Upload options include: Users can choose where the thumbnail of a picture is focused when opening. Users can enter custom alt-text to image uploads. There is an OCR button to help extract text from an image for the visually impaired. Audio files can be uploaded.
Admins can upload custom emojis to their servers
Interoperability
Mastodon is compatible with all federated applications that use ActivityPub. These include Pleroma, another social application, PixelFed, a photo-sharing application, and PeerTube, a video-sharing application. Mastodon users can follow a PixelFed or PeerTube user from Mastodon.
Mastodon users used to be able to find their Twitter friends using bridge.joinmastodon.org
, but the service was shut down after the developer lost access to API keys and was not granted another set. A user request for a global directory for importing friends from other networks.
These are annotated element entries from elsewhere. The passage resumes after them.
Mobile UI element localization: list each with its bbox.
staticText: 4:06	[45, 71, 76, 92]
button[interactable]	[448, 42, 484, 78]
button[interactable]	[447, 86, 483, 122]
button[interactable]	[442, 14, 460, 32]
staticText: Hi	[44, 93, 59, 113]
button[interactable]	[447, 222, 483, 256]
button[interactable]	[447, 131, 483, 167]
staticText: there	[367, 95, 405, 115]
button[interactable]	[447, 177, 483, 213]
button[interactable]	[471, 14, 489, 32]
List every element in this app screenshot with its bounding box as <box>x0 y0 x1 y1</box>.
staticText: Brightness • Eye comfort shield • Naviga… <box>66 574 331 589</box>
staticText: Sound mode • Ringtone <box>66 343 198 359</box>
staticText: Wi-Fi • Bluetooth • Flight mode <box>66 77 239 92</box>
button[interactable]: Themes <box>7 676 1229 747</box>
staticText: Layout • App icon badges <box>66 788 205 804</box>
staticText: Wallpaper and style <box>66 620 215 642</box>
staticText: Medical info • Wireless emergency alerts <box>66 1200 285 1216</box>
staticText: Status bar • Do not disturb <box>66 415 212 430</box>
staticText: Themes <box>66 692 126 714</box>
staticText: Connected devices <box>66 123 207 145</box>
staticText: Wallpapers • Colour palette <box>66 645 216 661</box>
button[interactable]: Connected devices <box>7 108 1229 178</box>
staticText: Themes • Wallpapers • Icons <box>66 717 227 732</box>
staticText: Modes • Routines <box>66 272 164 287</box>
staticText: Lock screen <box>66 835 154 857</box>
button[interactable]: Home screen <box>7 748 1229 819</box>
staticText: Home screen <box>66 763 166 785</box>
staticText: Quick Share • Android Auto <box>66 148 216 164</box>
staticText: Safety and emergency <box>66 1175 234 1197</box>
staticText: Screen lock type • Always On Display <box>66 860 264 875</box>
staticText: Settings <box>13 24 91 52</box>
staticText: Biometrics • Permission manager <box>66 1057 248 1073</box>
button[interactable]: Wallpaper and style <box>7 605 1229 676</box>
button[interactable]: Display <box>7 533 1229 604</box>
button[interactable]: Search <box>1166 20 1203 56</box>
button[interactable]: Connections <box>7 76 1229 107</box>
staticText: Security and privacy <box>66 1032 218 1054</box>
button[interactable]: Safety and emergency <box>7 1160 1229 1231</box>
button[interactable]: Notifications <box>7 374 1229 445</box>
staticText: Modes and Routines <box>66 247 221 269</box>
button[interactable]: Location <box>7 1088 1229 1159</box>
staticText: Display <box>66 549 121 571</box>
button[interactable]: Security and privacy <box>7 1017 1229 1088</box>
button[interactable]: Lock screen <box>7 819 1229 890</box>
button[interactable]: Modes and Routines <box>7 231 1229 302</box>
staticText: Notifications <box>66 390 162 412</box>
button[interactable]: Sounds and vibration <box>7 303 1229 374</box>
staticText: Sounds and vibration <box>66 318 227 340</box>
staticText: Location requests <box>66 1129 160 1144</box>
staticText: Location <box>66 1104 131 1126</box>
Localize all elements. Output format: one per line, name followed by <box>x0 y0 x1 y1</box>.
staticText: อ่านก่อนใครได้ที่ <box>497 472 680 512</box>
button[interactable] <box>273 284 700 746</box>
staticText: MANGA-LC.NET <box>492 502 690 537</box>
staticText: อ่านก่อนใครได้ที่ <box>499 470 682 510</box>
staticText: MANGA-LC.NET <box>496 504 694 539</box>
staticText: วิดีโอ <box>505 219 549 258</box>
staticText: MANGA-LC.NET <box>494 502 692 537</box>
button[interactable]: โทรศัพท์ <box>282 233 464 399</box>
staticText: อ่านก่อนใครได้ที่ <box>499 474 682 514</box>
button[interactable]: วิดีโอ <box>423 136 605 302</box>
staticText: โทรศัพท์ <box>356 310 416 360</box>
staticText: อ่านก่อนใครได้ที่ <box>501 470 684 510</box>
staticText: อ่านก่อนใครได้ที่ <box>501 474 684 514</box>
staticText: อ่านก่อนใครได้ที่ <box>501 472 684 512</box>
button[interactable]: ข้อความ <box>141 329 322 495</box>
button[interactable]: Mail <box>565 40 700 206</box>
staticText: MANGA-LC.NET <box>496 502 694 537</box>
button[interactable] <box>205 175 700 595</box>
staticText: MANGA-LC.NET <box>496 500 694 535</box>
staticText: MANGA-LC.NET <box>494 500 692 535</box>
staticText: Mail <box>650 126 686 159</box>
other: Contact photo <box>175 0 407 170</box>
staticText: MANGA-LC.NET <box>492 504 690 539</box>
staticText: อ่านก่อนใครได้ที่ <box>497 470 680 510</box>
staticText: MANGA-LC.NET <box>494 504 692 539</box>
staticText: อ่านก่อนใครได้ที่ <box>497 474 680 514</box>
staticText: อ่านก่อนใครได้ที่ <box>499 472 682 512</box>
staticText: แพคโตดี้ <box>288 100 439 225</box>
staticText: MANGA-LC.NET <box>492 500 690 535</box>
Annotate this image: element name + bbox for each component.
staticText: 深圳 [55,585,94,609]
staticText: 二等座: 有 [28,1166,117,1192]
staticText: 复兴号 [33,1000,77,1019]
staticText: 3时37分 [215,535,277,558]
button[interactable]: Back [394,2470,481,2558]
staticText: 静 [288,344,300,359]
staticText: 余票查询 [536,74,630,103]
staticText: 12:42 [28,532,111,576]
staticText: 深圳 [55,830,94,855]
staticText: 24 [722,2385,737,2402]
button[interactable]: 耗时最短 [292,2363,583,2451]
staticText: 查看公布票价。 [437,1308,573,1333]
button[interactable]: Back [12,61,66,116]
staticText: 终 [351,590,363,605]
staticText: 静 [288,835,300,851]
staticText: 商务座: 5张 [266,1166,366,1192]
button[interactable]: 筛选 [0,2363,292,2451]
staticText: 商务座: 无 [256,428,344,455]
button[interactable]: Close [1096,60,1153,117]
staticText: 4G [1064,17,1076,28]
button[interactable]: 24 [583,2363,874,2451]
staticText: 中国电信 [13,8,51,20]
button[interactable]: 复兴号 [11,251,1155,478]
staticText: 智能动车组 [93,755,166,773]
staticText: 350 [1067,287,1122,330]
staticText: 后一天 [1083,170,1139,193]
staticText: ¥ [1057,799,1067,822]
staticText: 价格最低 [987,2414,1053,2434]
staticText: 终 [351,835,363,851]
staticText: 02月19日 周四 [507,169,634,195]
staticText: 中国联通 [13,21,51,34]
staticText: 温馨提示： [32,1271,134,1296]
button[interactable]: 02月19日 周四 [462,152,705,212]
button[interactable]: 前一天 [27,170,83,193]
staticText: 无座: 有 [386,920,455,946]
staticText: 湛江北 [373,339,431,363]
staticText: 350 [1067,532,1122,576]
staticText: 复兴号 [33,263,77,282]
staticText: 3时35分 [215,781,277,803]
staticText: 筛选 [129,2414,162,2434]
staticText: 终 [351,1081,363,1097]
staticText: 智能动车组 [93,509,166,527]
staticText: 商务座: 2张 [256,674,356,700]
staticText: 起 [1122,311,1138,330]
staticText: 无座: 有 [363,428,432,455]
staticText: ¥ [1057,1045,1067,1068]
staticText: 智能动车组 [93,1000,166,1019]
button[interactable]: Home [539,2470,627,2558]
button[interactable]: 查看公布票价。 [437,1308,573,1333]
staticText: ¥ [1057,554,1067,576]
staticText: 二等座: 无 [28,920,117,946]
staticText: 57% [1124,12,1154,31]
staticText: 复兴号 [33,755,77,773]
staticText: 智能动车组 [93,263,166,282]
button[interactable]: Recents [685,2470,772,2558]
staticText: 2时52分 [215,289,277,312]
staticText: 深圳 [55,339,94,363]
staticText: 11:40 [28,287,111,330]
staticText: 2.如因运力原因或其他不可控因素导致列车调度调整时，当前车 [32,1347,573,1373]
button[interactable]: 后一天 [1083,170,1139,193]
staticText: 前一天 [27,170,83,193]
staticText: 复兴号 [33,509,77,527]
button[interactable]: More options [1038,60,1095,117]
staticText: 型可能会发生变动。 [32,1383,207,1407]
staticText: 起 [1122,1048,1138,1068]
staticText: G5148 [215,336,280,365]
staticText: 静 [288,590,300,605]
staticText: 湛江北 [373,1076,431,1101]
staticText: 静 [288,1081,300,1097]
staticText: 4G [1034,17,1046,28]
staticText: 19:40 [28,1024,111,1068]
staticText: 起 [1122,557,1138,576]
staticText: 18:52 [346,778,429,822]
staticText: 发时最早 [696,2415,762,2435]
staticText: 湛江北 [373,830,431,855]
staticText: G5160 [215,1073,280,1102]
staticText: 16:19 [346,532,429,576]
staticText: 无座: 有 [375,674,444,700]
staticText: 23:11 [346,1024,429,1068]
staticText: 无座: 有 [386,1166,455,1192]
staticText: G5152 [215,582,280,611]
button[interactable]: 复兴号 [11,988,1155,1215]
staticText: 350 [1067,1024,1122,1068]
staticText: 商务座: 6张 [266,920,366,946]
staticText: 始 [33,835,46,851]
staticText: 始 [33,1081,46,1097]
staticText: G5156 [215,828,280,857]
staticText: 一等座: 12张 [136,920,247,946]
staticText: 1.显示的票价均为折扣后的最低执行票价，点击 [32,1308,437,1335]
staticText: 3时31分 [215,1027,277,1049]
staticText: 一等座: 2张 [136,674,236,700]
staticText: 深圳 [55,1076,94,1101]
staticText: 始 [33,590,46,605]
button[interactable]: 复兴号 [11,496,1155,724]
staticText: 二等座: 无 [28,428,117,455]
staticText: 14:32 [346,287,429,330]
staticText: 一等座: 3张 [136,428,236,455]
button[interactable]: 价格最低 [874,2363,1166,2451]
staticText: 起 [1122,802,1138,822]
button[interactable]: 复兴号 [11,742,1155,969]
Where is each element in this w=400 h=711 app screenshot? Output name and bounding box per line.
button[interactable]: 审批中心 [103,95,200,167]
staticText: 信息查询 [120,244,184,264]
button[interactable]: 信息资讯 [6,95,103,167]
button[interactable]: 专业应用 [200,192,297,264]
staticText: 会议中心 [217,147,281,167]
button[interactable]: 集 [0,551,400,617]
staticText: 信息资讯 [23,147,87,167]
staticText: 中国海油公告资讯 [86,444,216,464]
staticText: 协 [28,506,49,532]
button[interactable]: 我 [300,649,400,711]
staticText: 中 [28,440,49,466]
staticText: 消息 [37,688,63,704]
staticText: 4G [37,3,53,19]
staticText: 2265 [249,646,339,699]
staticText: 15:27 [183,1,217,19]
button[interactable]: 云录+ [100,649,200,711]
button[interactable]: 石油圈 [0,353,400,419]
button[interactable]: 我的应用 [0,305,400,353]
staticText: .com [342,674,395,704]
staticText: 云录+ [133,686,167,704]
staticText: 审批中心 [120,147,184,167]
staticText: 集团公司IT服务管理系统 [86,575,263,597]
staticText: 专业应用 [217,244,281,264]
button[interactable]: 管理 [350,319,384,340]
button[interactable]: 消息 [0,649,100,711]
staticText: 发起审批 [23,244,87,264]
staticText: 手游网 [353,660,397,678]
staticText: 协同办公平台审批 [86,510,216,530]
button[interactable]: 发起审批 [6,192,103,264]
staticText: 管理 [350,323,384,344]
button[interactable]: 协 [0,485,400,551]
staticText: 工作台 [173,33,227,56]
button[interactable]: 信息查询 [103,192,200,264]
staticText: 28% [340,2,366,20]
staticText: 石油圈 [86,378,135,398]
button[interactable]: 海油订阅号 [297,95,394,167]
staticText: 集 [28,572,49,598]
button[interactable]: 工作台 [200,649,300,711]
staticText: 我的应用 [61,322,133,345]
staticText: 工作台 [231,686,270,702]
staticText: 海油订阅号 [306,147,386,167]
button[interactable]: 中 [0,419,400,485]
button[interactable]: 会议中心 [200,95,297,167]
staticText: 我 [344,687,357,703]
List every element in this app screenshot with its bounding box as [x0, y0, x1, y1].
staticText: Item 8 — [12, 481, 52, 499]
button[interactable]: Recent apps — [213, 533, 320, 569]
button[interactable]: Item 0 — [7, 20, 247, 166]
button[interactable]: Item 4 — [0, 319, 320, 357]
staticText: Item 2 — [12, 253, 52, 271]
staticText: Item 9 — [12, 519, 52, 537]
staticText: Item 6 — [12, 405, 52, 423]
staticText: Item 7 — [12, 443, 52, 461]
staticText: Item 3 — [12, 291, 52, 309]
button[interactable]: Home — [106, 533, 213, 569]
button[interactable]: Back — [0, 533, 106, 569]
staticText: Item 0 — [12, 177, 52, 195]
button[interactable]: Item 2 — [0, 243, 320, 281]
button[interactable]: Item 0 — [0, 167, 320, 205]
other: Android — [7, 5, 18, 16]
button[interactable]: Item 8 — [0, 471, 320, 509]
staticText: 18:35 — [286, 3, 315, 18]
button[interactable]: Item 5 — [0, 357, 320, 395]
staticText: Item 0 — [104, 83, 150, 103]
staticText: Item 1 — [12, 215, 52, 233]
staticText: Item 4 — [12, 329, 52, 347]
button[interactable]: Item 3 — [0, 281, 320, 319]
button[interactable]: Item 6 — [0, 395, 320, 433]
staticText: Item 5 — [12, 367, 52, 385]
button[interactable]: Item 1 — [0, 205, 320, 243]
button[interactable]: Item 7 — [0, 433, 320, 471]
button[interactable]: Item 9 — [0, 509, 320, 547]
All Mastodon user data is available for export.
Scalability
Mastodon.Social, the instance started by Mastodon's main developer, initially became the server of choice for new users. The server architecture was scaled up several times, until new registrations were closed in 2017. He has now started mastodon.online to support more registrations. Anyone can run a Mastodon instance, but in practice, the majority of users have concentrated within a few.
When a surge of new users join an instance, server admins can run into scaling issues, as any web host who becomes unexpectedly popular does.
Another scalability issue is the resource requirements of Mastodon. Mastodon hosting providers have emerged as a service to help individuals interested in being admins but without sysadmin experience to spin up servers. Pleroma, another federated social app, is advertised as a more minimal implementation good for single user instances that requires fewer resources to run.
Metrics
Mastodon has around 2.9 million accounts and 2785 nodes, as of June 2020, according to fediverse.network. From Mastodon, 3.8 million accounts can be reached within the Fediverse.